(Post has been edited )
So I am reading the proof of this statement:
Let G be a group of order $pq$ with $p,q$ primes and $p<q$.
If $p \nmid (q-1)$, then $G\simeq \mathbb{Z}_{pq}$
if $p \nmid (q-1)$ then thre are two isomorphism classes: $\mathbb{Z}_{pq}$ and a certain non-abelian group.
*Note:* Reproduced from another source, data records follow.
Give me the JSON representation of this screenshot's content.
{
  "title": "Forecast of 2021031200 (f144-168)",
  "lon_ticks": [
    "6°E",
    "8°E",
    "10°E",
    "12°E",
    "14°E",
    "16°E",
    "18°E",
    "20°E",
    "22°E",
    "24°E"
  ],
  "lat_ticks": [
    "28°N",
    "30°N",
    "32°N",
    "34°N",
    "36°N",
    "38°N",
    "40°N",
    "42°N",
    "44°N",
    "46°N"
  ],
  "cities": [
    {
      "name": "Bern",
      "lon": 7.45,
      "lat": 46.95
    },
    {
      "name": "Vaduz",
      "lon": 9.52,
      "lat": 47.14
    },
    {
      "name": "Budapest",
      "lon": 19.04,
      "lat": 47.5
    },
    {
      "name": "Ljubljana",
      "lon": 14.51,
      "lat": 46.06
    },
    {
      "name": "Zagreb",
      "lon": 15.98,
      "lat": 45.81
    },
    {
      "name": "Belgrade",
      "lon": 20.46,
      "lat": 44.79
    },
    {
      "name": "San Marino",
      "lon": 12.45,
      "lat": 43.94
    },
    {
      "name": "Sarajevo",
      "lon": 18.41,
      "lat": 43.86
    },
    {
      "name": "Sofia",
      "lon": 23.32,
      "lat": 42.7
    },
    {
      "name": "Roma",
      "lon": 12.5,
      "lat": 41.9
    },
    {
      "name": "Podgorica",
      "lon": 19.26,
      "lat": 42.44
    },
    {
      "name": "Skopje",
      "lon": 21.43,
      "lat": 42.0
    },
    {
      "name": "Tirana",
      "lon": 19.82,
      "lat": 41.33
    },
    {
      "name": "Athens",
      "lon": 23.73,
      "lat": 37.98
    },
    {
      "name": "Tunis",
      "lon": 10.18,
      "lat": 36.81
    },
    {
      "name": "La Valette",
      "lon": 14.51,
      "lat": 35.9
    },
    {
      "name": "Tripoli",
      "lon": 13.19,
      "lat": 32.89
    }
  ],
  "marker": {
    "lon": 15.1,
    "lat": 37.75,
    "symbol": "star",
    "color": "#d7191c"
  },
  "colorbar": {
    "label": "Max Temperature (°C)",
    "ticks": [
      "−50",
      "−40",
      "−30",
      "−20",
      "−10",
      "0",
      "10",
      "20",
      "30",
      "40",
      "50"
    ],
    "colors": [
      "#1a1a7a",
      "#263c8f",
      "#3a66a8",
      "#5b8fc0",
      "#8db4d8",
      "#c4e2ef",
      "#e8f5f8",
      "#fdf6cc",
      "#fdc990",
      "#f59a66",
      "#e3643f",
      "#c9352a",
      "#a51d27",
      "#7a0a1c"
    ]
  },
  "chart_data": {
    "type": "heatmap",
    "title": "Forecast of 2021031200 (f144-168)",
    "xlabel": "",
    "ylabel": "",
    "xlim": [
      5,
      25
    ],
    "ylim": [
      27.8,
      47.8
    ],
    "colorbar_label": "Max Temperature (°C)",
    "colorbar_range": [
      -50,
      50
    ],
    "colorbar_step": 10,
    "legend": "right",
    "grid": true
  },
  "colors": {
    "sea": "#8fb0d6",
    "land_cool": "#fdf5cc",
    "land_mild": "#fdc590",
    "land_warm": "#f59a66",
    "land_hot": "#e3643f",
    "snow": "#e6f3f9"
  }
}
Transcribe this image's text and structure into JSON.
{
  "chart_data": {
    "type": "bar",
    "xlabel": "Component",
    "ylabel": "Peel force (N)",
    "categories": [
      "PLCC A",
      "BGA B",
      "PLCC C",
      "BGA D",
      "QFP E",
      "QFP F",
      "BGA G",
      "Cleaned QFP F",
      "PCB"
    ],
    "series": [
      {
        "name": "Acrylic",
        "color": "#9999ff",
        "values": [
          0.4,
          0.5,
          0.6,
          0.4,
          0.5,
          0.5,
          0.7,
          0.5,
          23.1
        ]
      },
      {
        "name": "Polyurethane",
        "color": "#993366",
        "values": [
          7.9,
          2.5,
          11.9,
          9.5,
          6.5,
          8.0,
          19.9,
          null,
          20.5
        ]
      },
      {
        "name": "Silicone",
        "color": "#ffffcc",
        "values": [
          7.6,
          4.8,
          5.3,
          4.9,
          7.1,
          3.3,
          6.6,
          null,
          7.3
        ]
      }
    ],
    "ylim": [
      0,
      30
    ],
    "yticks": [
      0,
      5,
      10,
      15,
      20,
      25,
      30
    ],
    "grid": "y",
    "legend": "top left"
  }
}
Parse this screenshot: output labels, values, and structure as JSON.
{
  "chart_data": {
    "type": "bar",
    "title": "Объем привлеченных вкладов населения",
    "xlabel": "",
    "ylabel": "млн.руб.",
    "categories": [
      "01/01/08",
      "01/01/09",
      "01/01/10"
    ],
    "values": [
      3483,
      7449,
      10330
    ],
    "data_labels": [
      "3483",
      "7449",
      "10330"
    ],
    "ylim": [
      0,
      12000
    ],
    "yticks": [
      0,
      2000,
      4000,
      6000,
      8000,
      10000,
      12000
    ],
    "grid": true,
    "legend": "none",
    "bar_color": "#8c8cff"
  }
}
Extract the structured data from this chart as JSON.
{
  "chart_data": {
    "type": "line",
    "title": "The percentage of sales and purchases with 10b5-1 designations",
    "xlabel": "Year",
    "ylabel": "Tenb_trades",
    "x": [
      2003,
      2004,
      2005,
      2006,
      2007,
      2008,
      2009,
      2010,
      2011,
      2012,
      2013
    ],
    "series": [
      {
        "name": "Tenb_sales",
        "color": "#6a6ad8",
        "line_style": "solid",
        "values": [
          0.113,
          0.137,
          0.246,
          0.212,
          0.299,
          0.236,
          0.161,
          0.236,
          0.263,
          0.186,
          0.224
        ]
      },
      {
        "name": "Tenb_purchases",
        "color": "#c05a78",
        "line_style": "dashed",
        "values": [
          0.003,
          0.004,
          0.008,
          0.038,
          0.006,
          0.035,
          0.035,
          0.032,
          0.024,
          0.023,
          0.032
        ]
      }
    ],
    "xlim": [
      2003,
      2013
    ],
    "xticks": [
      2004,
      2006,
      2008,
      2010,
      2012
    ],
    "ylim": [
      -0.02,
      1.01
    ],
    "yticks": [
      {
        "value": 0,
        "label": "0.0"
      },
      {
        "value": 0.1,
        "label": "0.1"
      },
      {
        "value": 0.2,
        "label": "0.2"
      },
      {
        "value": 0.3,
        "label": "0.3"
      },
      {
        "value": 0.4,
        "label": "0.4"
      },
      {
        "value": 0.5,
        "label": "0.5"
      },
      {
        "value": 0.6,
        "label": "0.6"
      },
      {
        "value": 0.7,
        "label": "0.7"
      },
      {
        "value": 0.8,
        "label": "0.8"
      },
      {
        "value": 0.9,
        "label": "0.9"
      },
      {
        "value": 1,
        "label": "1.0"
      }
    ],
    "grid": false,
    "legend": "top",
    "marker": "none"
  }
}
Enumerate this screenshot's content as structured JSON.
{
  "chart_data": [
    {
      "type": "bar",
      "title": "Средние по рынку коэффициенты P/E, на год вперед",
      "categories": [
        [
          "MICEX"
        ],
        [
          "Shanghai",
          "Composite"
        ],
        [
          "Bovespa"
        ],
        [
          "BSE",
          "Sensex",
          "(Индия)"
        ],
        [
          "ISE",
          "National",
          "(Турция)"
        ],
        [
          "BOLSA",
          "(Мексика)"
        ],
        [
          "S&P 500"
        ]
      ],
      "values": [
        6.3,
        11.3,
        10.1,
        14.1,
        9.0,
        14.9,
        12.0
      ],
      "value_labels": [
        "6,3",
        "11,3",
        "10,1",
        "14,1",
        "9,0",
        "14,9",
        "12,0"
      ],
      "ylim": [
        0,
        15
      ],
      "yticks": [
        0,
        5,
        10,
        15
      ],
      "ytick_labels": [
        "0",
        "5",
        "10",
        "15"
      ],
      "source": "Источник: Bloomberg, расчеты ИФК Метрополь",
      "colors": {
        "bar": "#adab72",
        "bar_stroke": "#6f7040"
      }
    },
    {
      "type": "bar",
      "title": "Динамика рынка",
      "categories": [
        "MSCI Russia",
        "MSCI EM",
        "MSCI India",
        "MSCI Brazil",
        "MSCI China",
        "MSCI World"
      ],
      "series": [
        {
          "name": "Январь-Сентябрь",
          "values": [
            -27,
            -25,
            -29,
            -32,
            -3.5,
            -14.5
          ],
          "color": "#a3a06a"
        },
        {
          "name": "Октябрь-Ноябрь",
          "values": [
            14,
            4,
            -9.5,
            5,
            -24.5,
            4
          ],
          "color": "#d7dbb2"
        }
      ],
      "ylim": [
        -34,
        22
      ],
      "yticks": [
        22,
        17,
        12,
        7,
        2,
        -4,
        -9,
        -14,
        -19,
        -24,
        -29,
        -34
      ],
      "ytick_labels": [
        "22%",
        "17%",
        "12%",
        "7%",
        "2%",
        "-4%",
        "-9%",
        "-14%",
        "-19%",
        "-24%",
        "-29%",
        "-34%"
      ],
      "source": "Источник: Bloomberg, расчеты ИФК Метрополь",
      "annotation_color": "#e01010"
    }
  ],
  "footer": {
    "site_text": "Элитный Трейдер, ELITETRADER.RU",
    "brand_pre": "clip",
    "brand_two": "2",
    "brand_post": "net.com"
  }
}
So, here is part of the proof (until the part that I have problems with):
Supposing that $p \mid (q-1)$, let $P \in Syl_p(G), Q \in Syl_q(G)$, since $\mid G:Q\mid = p$, which is th least prime number that divides $\mid G \mid$, then $Q \unlhd G$. Because $(\mid P \mid, \mid Q \mid)=1$, then $P \cap Q = \{e\}$, so $G=QP$.
Then $G$ is a semidirect product $Q \rtimes_{\theta} P$ for a certain morhpism $\theta : P \to Aut(Q)$.
Now they assert that $Aut(Q) \simeq \mathbb{Z}_{q-1}$.
Why is this? I am pretty sure this is not true for any group since complete groups are isomorphic to their automorphim group by definition.
Any help would be appreciated.